Morph Integrasikan USDT0, Membuka Akses ke Pool Likuiditas Stablecoin Terbesar di Dunia

TheNewsCryptoDipublikasikan tanggal 2026-02-13Terakhir diperbarui pada 2026-02-13

Abstrak

Singapura, 13 Februari 2026 - Jaringan penyelesaian pembayaran berbasis Ethereum, Morph, kini telah mengintegrasikan USDT0, jaringan likuiditas Tether omnichain yang didukung oleh LayerZero. Integrasi ini memberikan Morph akses langsung ke likuiditas USDT yang terpadu di lebih dari 18 blockchain. Bagi pengembang yang membangun aplikasi pembayaran atau protokol DeFi di Morph, mereka kini dapat memanfaatkan kolam likuiditas USDT yang sangat besar dan terpadu tanpa perlu mengelola berbagai kontrak token yang di-"bridge". USDT0 menghilangkan kebutuhan atas jembatan dan token wrapped dengan menggunakan mekanisme bakar-dan-cetak, menciptakan aset yang konsisten di semua jaringan. Dengan arsitektur yang dioptimalkan untuk pembayaran—seperti waktu blok di bawah 300ms dan transfer stablecoin tanpa biaya—Morph menargetkan penyelesaian untuk merchant, remitansi, dan manajemen treasury. Integrasi USDT0 memungkinkan: - Aplikasi pembayaran untuk memproses transaksi lintas batas dengan penyelesaian instan. - Protokol DeFi mengakses likuiditas yang lebih dalam tanpa variasi stablecoin ganda. - Platform merchant menerima pembayaran stablecoin dengan konversi yang mulus. - Lembaga keuangan menjalankan operasi treasury yang dapat diprediksi di berbagai chain. Kombinasi likuiditas terpadu USDT0 dan infrastruktur Morph yang dioptimalkan untuk pembayaran membentuk fondasi kuat untuk aplikasi keuangan generasi berikutnya.
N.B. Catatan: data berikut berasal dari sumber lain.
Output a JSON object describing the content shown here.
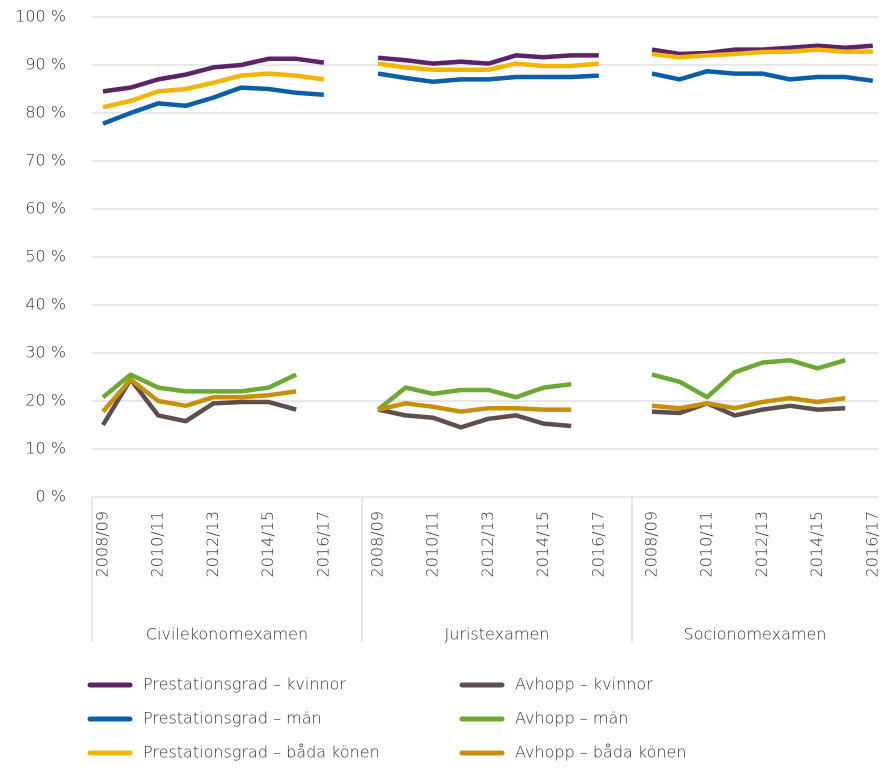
{
  "chart_data": {
    "type": "line",
    "ylim": [
      0,
      100
    ],
    "yticks": [
      {
        "value": 0,
        "label": "0 %"
      },
      {
        "value": 10,
        "label": "10 %"
      },
      {
        "value": 20,
        "label": "20 %"
      },
      {
        "value": 30,
        "label": "30 %"
      },
      {
        "value": 40,
        "label": "40 %"
      },
      {
        "value": 50,
        "label": "50 %"
      },
      {
        "value": 60,
        "label": "60 %"
      },
      {
        "value": 70,
        "label": "70 %"
      },
      {
        "value": 80,
        "label": "80 %"
      },
      {
        "value": 90,
        "label": "90 %"
      },
      {
        "value": 100,
        "label": "100 %"
      }
    ],
    "grid": true,
    "series": [
      {
        "name": "Prestationsgrad – kvinnor",
        "color": "#5c2466"
      },
      {
        "name": "Prestationsgrad – män",
        "color": "#0a5fa8"
      },
      {
        "name": "Prestationsgrad – båda könen",
        "color": "#f5b400"
      },
      {
        "name": "Avhopp – kvinnor",
        "color": "#5e4e4c"
      },
      {
        "name": "Avhopp – män",
        "color": "#6ca934"
      },
      {
        "name": "Avhopp – båda könen",
        "color": "#c8900a"
      }
    ],
    "panels": [
      {
        "label": "Civilekonomexamen",
        "categories": [
          "2008/09",
          null,
          "2010/11",
          null,
          "2012/13",
          null,
          "2014/15",
          null,
          "2016/17"
        ],
        "values": [
          [
            84.5,
            85.3,
            87,
            88,
            89.5,
            90,
            91.3,
            91.3,
            90.5
          ],
          [
            77.8,
            80,
            82,
            81.5,
            83.2,
            85.3,
            85,
            84.2,
            83.8
          ],
          [
            81.2,
            82.5,
            84.5,
            85,
            86.3,
            87.8,
            88.2,
            87.8,
            87
          ],
          [
            15,
            24.5,
            17,
            15.8,
            19.5,
            19.8,
            19.8,
            18.2,
            null
          ],
          [
            20.8,
            25.5,
            22.8,
            22,
            22,
            22,
            22.8,
            25.5,
            null
          ],
          [
            17.8,
            24.5,
            20,
            19,
            20.8,
            20.8,
            21.2,
            22,
            null
          ]
        ]
      },
      {
        "label": "Juristexamen",
        "categories": [
          "2008/09",
          null,
          "2010/11",
          null,
          "2012/13",
          null,
          "2014/15",
          null,
          "2016/17"
        ],
        "values": [
          [
            91.5,
            91,
            90.3,
            90.7,
            90.3,
            92,
            91.6,
            92,
            92
          ],
          [
            88.2,
            87.3,
            86.5,
            87,
            87,
            87.5,
            87.5,
            87.5,
            87.8
          ],
          [
            90.3,
            89.5,
            89,
            89,
            89,
            90.3,
            89.8,
            89.8,
            90.3
          ],
          [
            18.2,
            17,
            16.5,
            14.5,
            16.3,
            17,
            15.3,
            14.8,
            null
          ],
          [
            18.2,
            22.8,
            21.5,
            22.3,
            22.3,
            20.8,
            22.8,
            23.5,
            null
          ],
          [
            18.2,
            19.5,
            18.8,
            17.8,
            18.5,
            18.5,
            18.2,
            18.2,
            null
          ]
        ]
      },
      {
        "label": "Socionomexamen",
        "categories": [
          "2008/09",
          null,
          "2010/11",
          null,
          "2012/13",
          null,
          "2014/15",
          null,
          "2016/17"
        ],
        "values": [
          [
            93.2,
            92.3,
            92.5,
            93.2,
            93.2,
            93.6,
            94,
            93.6,
            94
          ],
          [
            88.2,
            87,
            88.7,
            88.2,
            88.2,
            87,
            87.5,
            87.5,
            86.7
          ],
          [
            92.3,
            91.6,
            92,
            92.3,
            92.7,
            92.8,
            93.2,
            92.8,
            92.8
          ],
          [
            17.8,
            17.5,
            19.5,
            17,
            18.2,
            19,
            18.2,
            18.5,
            null
          ],
          [
            25.5,
            24,
            20.8,
            26,
            28,
            28.5,
            26.8,
            28.5,
            null
          ],
          [
            19,
            18.5,
            19.5,
            18.5,
            19.8,
            20.6,
            19.8,
            20.6,
            null
          ]
        ]
      }
    ]
  }
}
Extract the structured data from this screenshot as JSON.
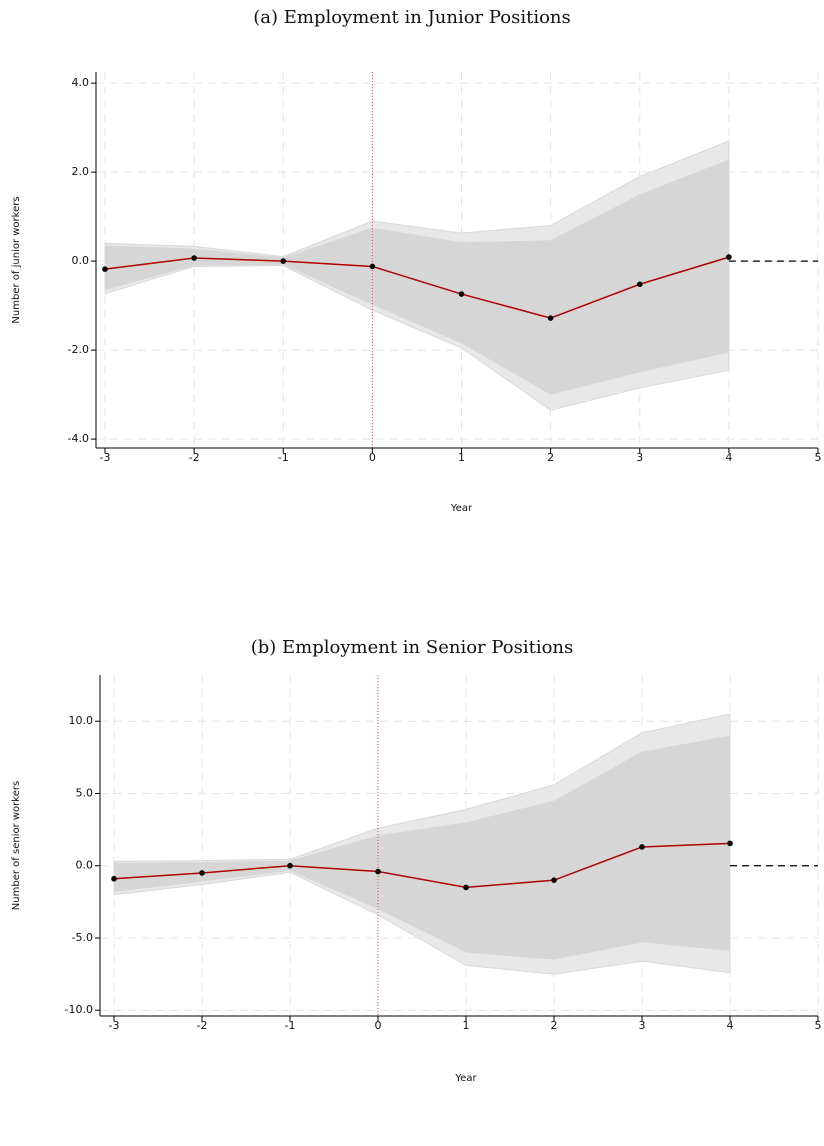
{
  "chart_data": [
    {
      "type": "line",
      "title": "(a)  Employment in Junior Positions",
      "ylabel": "Number of junior workers",
      "xlabel": "Year",
      "x": [
        -3,
        -2,
        -1,
        0,
        1,
        2,
        3,
        4
      ],
      "values": [
        -0.18,
        0.07,
        0,
        -0.12,
        -0.74,
        -1.28,
        -0.52,
        0.09
      ],
      "band_outer": {
        "upper": [
          0.4,
          0.33,
          0.1,
          0.9,
          0.63,
          0.8,
          1.9,
          2.7
        ],
        "lower": [
          -0.73,
          -0.12,
          -0.1,
          -1.1,
          -1.95,
          -3.35,
          -2.85,
          -2.45
        ]
      },
      "band_inner": {
        "upper": [
          0.35,
          0.28,
          0.08,
          0.75,
          0.42,
          0.47,
          1.5,
          2.28
        ],
        "lower": [
          -0.65,
          -0.1,
          -0.08,
          -0.98,
          -1.85,
          -3.0,
          -2.5,
          -2.05
        ]
      },
      "line_color": "#b00000",
      "outer_color": "#e8e8e8",
      "inner_color": "#d6d6d6",
      "xlim": [
        -3,
        5
      ],
      "xticks": [
        -3,
        -2,
        -1,
        0,
        1,
        2,
        3,
        4,
        5
      ],
      "ylim": [
        -4.2,
        4.25
      ],
      "yticks": [
        {
          "value": -4,
          "label": "-4.0"
        },
        {
          "value": -2,
          "label": "-2.0"
        },
        {
          "value": 0,
          "label": "0.0"
        },
        {
          "value": 2,
          "label": "2.0"
        },
        {
          "value": 4,
          "label": "4.0"
        }
      ],
      "vline": 0,
      "hline": 0,
      "grid": true
    },
    {
      "type": "line",
      "title": "(b)  Employment in Senior Positions",
      "ylabel": "Number of senior workers",
      "xlabel": "Year",
      "x": [
        -3,
        -2,
        -1,
        0,
        1,
        2,
        3,
        4
      ],
      "values": [
        -0.9,
        -0.5,
        0,
        -0.4,
        -1.5,
        -1.0,
        1.3,
        1.55
      ],
      "band_outer": {
        "upper": [
          0.3,
          0.35,
          0.45,
          2.6,
          3.9,
          5.6,
          9.2,
          10.5
        ],
        "lower": [
          -2.0,
          -1.3,
          -0.45,
          -3.4,
          -6.9,
          -7.5,
          -6.6,
          -7.4
        ]
      },
      "band_inner": {
        "upper": [
          0.2,
          0.25,
          0.35,
          2.1,
          3.0,
          4.5,
          7.9,
          9.0
        ],
        "lower": [
          -1.8,
          -1.1,
          -0.35,
          -3.0,
          -6.0,
          -6.5,
          -5.3,
          -5.9
        ]
      },
      "line_color": "#b00000",
      "outer_color": "#e8e8e8",
      "inner_color": "#d6d6d6",
      "xlim": [
        -3,
        5
      ],
      "xticks": [
        -3,
        -2,
        -1,
        0,
        1,
        2,
        3,
        4,
        5
      ],
      "ylim": [
        -10.4,
        13.2
      ],
      "yticks": [
        {
          "value": -10,
          "label": "-10.0"
        },
        {
          "value": -5,
          "label": "-5.0"
        },
        {
          "value": 0,
          "label": "0.0"
        },
        {
          "value": 5,
          "label": "5.0"
        },
        {
          "value": 10,
          "label": "10.0"
        }
      ],
      "vline": 0,
      "hline": 0,
      "grid": true
    }
  ]
}
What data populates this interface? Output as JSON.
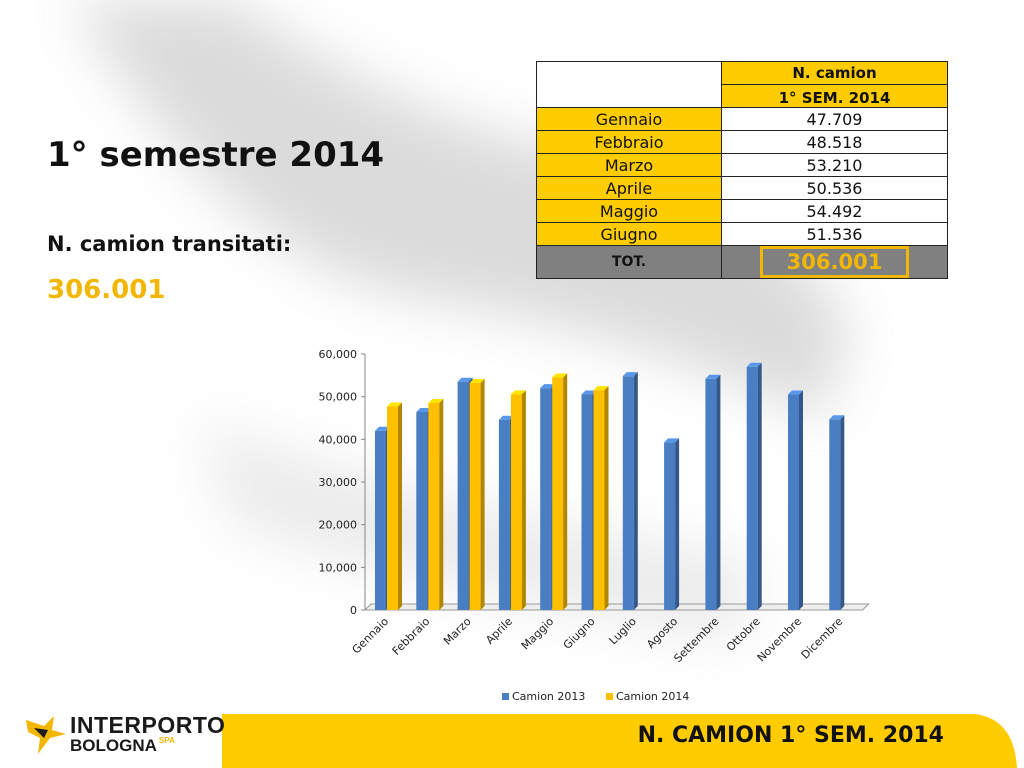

Singapura, Singapura, 13 Februari 2026, Chainwire

Jaringan penyelesaian pembayaran berbasis Ethereum, Morph, telah mengintegrasikan USDT0, jaringan likuiditas Tether omnichain yang didukung oleh LayerZero. Langkah ini memberikan Morph, yang bertujuan menjadi lapisan penyelesaian untuk uang sehari-hari, akses langsung ke likuiditas USDT yang terpadu di lebih dari 18 blockchain.

Bagi para pengembang yang membangun aplikasi pembayaran, alat merchant, atau bahkan protokol DeFi di Morph, ini berarti mereka dapat memanfaatkan pool likuiditas besar yang sudah jadi sejak hari pertama tanpa kesulitan mengelola selusin kontrak token jembatan yang berbeda.

Tidak ada lagi jembatan. Tidak ada lagi token wrapped

Secara tradisional, menggunakan USDT di blockchain lain memerlukan jembatan. Proses ini mengunci token asli dan mencetak versi "wrapped" baru di blockchain tujuan.

Varian wrapped ini bukan aset yang sama. Mereka adalah token terpisah yang didukung oleh aset yang disimpan dalam kontrak pintar yang kompleks, mengakibatkan fragmentasi likuiditas — di mana mata uang yang sama terperangkap dalam pool yang terisolasi — dan memperkenalkan risiko counterparty jika jembatan gagal.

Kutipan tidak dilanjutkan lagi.